Job priority is currently calculated based on the following criteria:
* queue time, jobs that are submitted earlier get a higher priority; * jobs relative size, larger jobs requesting more resources such as nodes and CPU's get a higher priority because they are harder to schedule; * fair share, the priority of jobs submitted by a user increases or decreases depending on the resources (CPU time) consumed in the last week.
The sall command, when used in combination with the -p flag lists the jobs priority as well as an estimated start time.
If, after submitting a job, you discover that you made a mistake and want to delete your job you may do so with.
$ scancel 10
Submitting multiple jobs
Sometimes you may be able to split your job into multiple independent tasks. For instance when you need to perform the same analysis on multiple data files. Splitting this work up into multiple tasks helps because they can then run simultaneously on different compute nodes. Now this could be accomplished by writing a loop that generates and submits job scripts but an easier approach is to use //array jobs//. When calling sbatch with the --array flag an array job consisting of multiple //tasks// is submitted to the scheduler. The number of the current task is available to the scripts execution environment as $SLURM_ARRAY_TASK_ID.
So for example the following test_array_job.sh script
#! /bin/bash #SBATCH -p tcm echo "This is task $SLURM_ARRAY_TASK_ID
can be submitted with.
$ sbatch --array 1-4 ./test_array_job.sh
The four tasks in this job will now be executed independently with the same script, the only difference being the value of $SLURM_ARRAY_TASK_ID. This value can be used in the script to for instance select different input files for your data reduction as in.
#! /bin/bash my_command ~/input-$SLURM_ARRAY_TASK_ID
Do note however that the tasks will not necessarily be executed in order so they really need to be independent!
Limiting the number of simultaneous tasks
If you submit a large array job (containing more than say a hundred tasks) you may want to limit the number of simultaneous task executions. You may do this using the % flag.
sbatch --array 1-1000%20 ./test_array_job.sh
This will ensure at maximum 20 tasks run at the same time.
Setting scheduler parameters in the job script
Instead of entering all flags to sbatch on the command line one can also choose to write them into the job script itself. For this simply prefix them with #SBATCH. This is especially useful for the following flags.
Changing the default logging location
By default standard output and error are written to a file named by the process number in your home directory. This can be changed with the --output and (optionally) --error flags.
#! /bin/bash # Choose partition to run job in #SBATCH -p hef # Send output to test.log in your home directory #SBATCH --output ~/test.log
Getting email updates about your job
Constantly watching squeue output to see when your job starts running and when it's done is not very efficient. Fortunately you can also request the scheduler to send you email in these situations.
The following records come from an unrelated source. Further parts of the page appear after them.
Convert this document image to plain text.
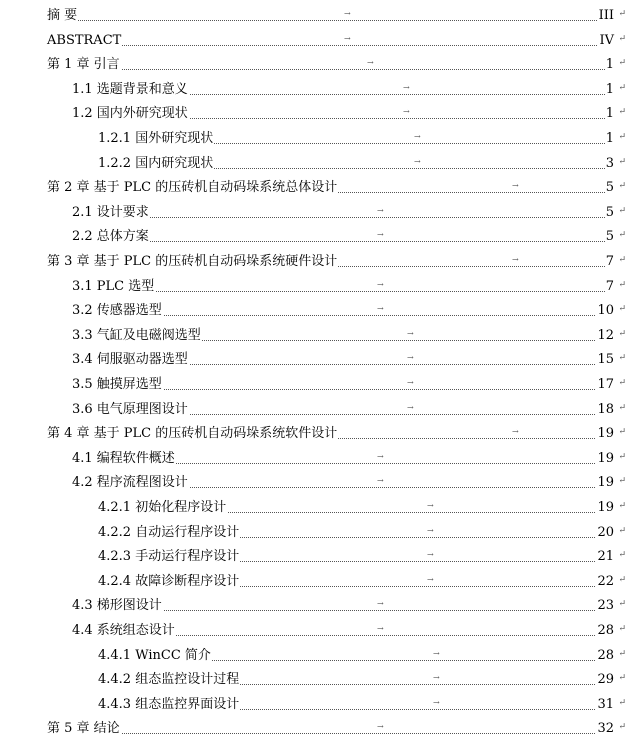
→
摘 要	III ↵
→
ABSTRACT	IV ↵
→
第 1 章 引言	1 ↵
→
1.1 选题背景和意义	1 ↵
→
1.2 国内外研究现状	1 ↵
→
1.2.1 国外研究现状	1 ↵
→
1.2.2 国内研究现状	3 ↵
→
第 2 章 基于 PLC 的压砖机自动码垛系统总体设计	5 ↵
→
2.1 设计要求	5 ↵
→
2.2 总体方案	5 ↵
→
第 3 章 基于 PLC 的压砖机自动码垛系统硬件设计	7 ↵
→
3.1 PLC 选型	7 ↵
→
3.2 传感器选型	10 ↵
→
3.3 气缸及电磁阀选型	12 ↵
→
3.4 伺服驱动器选型	15 ↵
→
3.5 触摸屏选型	17 ↵
→
3.6 电气原理图设计	18 ↵
→
第 4 章 基于 PLC 的压砖机自动码垛系统软件设计	19 ↵
→
4.1 编程软件概述	19 ↵
→
4.2 程序流程图设计	19 ↵
→
4.2.1 初始化程序设计	19 ↵
→
4.2.2 自动运行程序设计	20 ↵
→
4.2.3 手动运行程序设计	21 ↵
→
4.2.4 故障诊断程序设计	22 ↵
→
4.3 梯形图设计	23 ↵
→
4.4 系统组态设计	28 ↵
→
4.4.1 WinCC 简介	28 ↵
→
4.4.2 组态监控设计过程	29 ↵
→
4.4.3 组态监控界面设计	31 ↵
→
第 5 章 结论	32 ↵
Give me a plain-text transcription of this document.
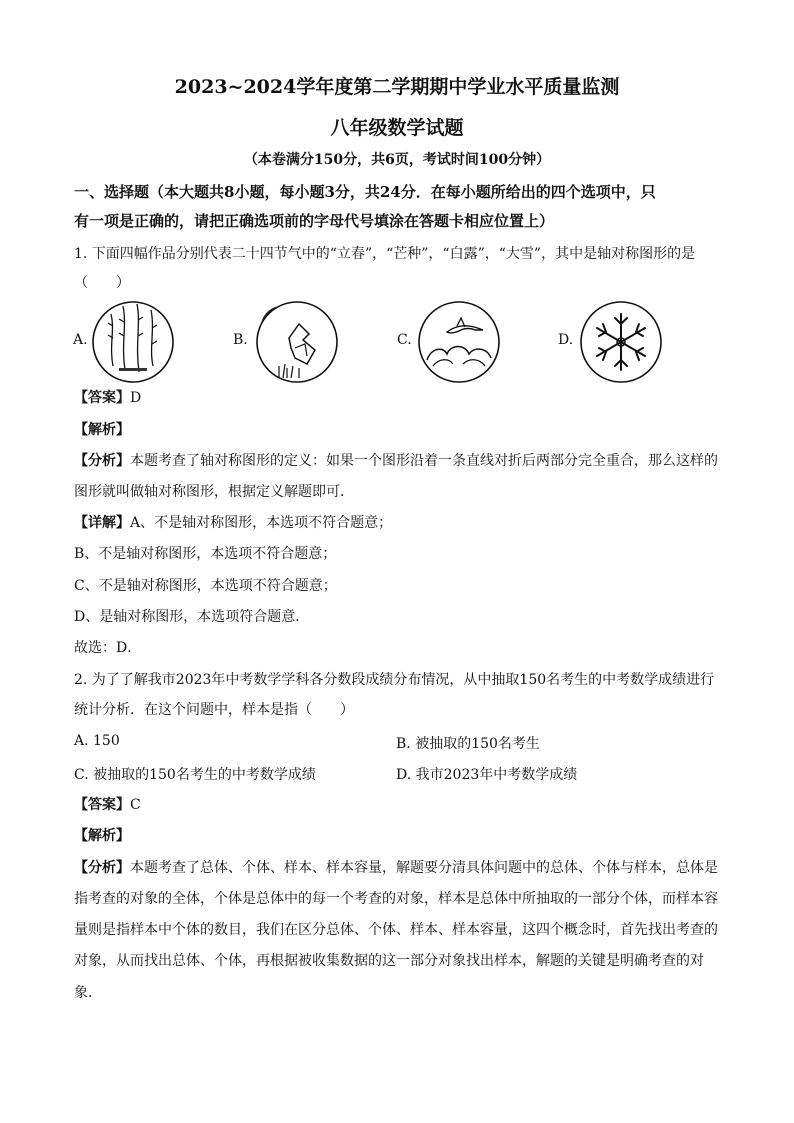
2023~2024学年度第二学期期中学业水平质量监测
八年级数学试题
（本卷满分150分，共6页，考试时间100分钟）
一、选择题（本大题共8小题，每小题3分，共24分．在每小题所给出的四个选项中，只
有一项是正确的，请把正确选项前的字母代号填涂在答题卡相应位置上）
1. 下面四幅作品分别代表二十四节气中的“立春”，“芒种”，“白露”，“大雪”，其中是轴对称图形的是
（　　）
A.	B.	C.	D.
【答案】D
【解析】
【分析】本题考查了轴对称图形的定义：如果一个图形沿着一条直线对折后两部分完全重合，那么这样的
图形就叫做轴对称图形，根据定义解题即可．
【详解】A、不是轴对称图形，本选项不符合题意；
B、不是轴对称图形，本选项不符合题意；
C、不是轴对称图形，本选项不符合题意；
D、是轴对称图形，本选项符合题意．
故选：D．
2. 为了了解我市2023年中考数学学科各分数段成绩分布情况，从中抽取150名考生的中考数学成绩进行
统计分析．在这个问题中，样本是指（　　）
A. 150	B. 被抽取的150名考生
C. 被抽取的150名考生的中考数学成绩	D. 我市2023年中考数学成绩
【答案】C
【解析】
【分析】本题考查了总体、个体、样本、样本容量，解题要分清具体问题中的总体、个体与样本，总体是
指考查的对象的全体，个体是总体中的每一个考查的对象，样本是总体中所抽取的一部分个体，而样本容
量则是指样本中个体的数目，我们在区分总体、个体、样本、样本容量，这四个概念时，首先找出考查的
对象，从而找出总体、个体，再根据被收集数据的这一部分对象找出样本，解题的关键是明确考查的对
象．
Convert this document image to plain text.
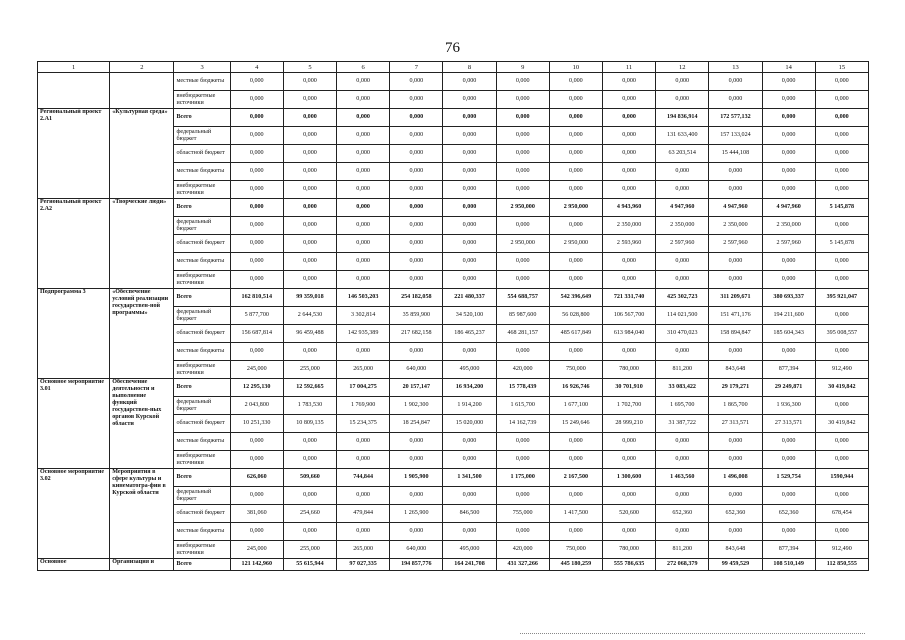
76
1	2	3	4	5	6	7	8	9	10	11	12	13	14	15
		местные бюджеты	0,000	0,000	0,000	0,000	0,000	0,000	0,000	0,000	0,000	0,000	0,000	0,000
		внебюджетные источники	0,000	0,000	0,000	0,000	0,000	0,000	0,000	0,000	0,000	0,000	0,000	0,000
Региональный проект 2.А1	«Культурная среда»	Всего	0,000	0,000	0,000	0,000	0,000	0,000	0,000	0,000	194 836,914	172 577,132	0,000	0,000
		федеральный бюджет	0,000	0,000	0,000	0,000	0,000	0,000	0,000	0,000	131 633,400	157 133,024	0,000	0,000
		областной бюджет	0,000	0,000	0,000	0,000	0,000	0,000	0,000	0,000	63 203,514	15 444,108	0,000	0,000
		местные бюджеты	0,000	0,000	0,000	0,000	0,000	0,000	0,000	0,000	0,000	0,000	0,000	0,000
		внебюджетные источники	0,000	0,000	0,000	0,000	0,000	0,000	0,000	0,000	0,000	0,000	0,000	0,000
Региональный проект 2.А2	«Творческие люди»	Всего	0,000	0,000	0,000	0,000	0,000	2 950,000	2 950,000	4 943,960	4 947,960	4 947,960	4 947,960	5 145,878
		федеральный бюджет	0,000	0,000	0,000	0,000	0,000	0,000	0,000	2 350,000	2 350,000	2 350,000	2 350,000	0,000
		областной бюджет	0,000	0,000	0,000	0,000	0,000	2 950,000	2 950,000	2 593,960	2 597,960	2 597,960	2 597,960	5 145,878
		местные бюджеты	0,000	0,000	0,000	0,000	0,000	0,000	0,000	0,000	0,000	0,000	0,000	0,000
		внебюджетные источники	0,000	0,000	0,000	0,000	0,000	0,000	0,000	0,000	0,000	0,000	0,000	0,000
Подпрограмма 3	«Обеспечение условий реализации государствен-ной программы»	Всего	162 810,514	99 359,018	146 503,203	254 182,058	221 480,337	554 688,757	542 396,649	721 331,740	425 302,723	311 209,671	380 693,337	395 921,047
		федеральный бюджет	5 877,700	2 644,530	3 302,814	35 859,900	34 520,100	85 987,600	56 028,800	106 567,700	114 021,500	151 471,176	194 211,600	0,000
		областной бюджет	156 687,814	96 459,488	142 935,389	217 682,158	186 465,237	468 281,157	485 617,849	613 984,040	310 470,023	158 894,847	185 604,343	395 008,557
		местные бюджеты	0,000	0,000	0,000	0,000	0,000	0,000	0,000	0,000	0,000	0,000	0,000	0,000
		внебюджетные источники	245,000	255,000	265,000	640,000	495,000	420,000	750,000	780,000	811,200	843,648	877,394	912,490
Основное мероприятие 3.01	Обеспечение деятельности и выполнение функций государствен-ных органов Курской области	Всего	12 295,130	12 592,665	17 004,275	20 157,147	16 934,200	15 778,439	16 926,746	30 701,910	33 083,422	29 179,271	29 249,871	30 419,842
		федеральный бюджет	2 043,800	1 783,530	1 769,900	1 902,300	1 914,200	1 615,700	1 677,100	1 702,700	1 695,700	1 865,700	1 936,300	0,000
		областной бюджет	10 251,330	10 809,135	15 234,375	18 254,847	15 020,000	14 162,739	15 249,646	28 999,210	31 387,722	27 313,571	27 313,571	30 419,842
		местные бюджеты	0,000	0,000	0,000	0,000	0,000	0,000	0,000	0,000	0,000	0,000	0,000	0,000
		внебюджетные источники	0,000	0,000	0,000	0,000	0,000	0,000	0,000	0,000	0,000	0,000	0,000	0,000
Основное мероприятие 3.02	Мероприятия в сфере культуры и кинематогра-фии в Курской области	Всего	626,060	509,660	744,844	1 905,900	1 341,500	1 175,000	2 167,500	1 300,600	1 463,560	1 496,008	1 529,754	1590,944
		федеральный бюджет	0,000	0,000	0,000	0,000	0,000	0,000	0,000	0,000	0,000	0,000	0,000	0,000
		областной бюджет	381,060	254,660	479,844	1 265,900	846,500	755,000	1 417,500	520,600	652,360	652,360	652,360	678,454
		местные бюджеты	0,000	0,000	0,000	0,000	0,000	0,000	0,000	0,000	0,000	0,000	0,000	0,000
		внебюджетные источники	245,000	255,000	265,000	640,000	495,000	420,000	750,000	780,000	811,200	843,648	877,394	912,490
Основное	Организация и	Всего	121 142,960	55 615,944	97 027,335	194 857,776	164 241,708	431 327,266	445 180,259	555 786,635	272 068,379	99 459,529	108 510,149	112 850,555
#! /bin/bash #SBATCH --mail-type=ALL #SBATCH --mail-user=<username>@science.ru.nl
This will get you email when your job begins, ends or fails. If you only want email when it is done you can use.
#! /bin/bash #SBATCH --mail-type=END #SBATCH --mail-user=<username>@science.ru.nl
To allow the scheduler to efficiently distribute the available compute time **each job has a one hour time limit**. If your job exceeds its limit (counted from the moment execution started on the compute node) it will be killed automatically. Now what if you know your job will need more than one hour to complete? In this case you can simply request more time with the --time flag.
So for instance if you expect to need 12 hours of compute time for your job add the following to your script.
#! /bin/bash #SBATCH --time=12:00:00
For multi-day walltime you can simply add an extra days field as in --time=DD-HH:MM:SS.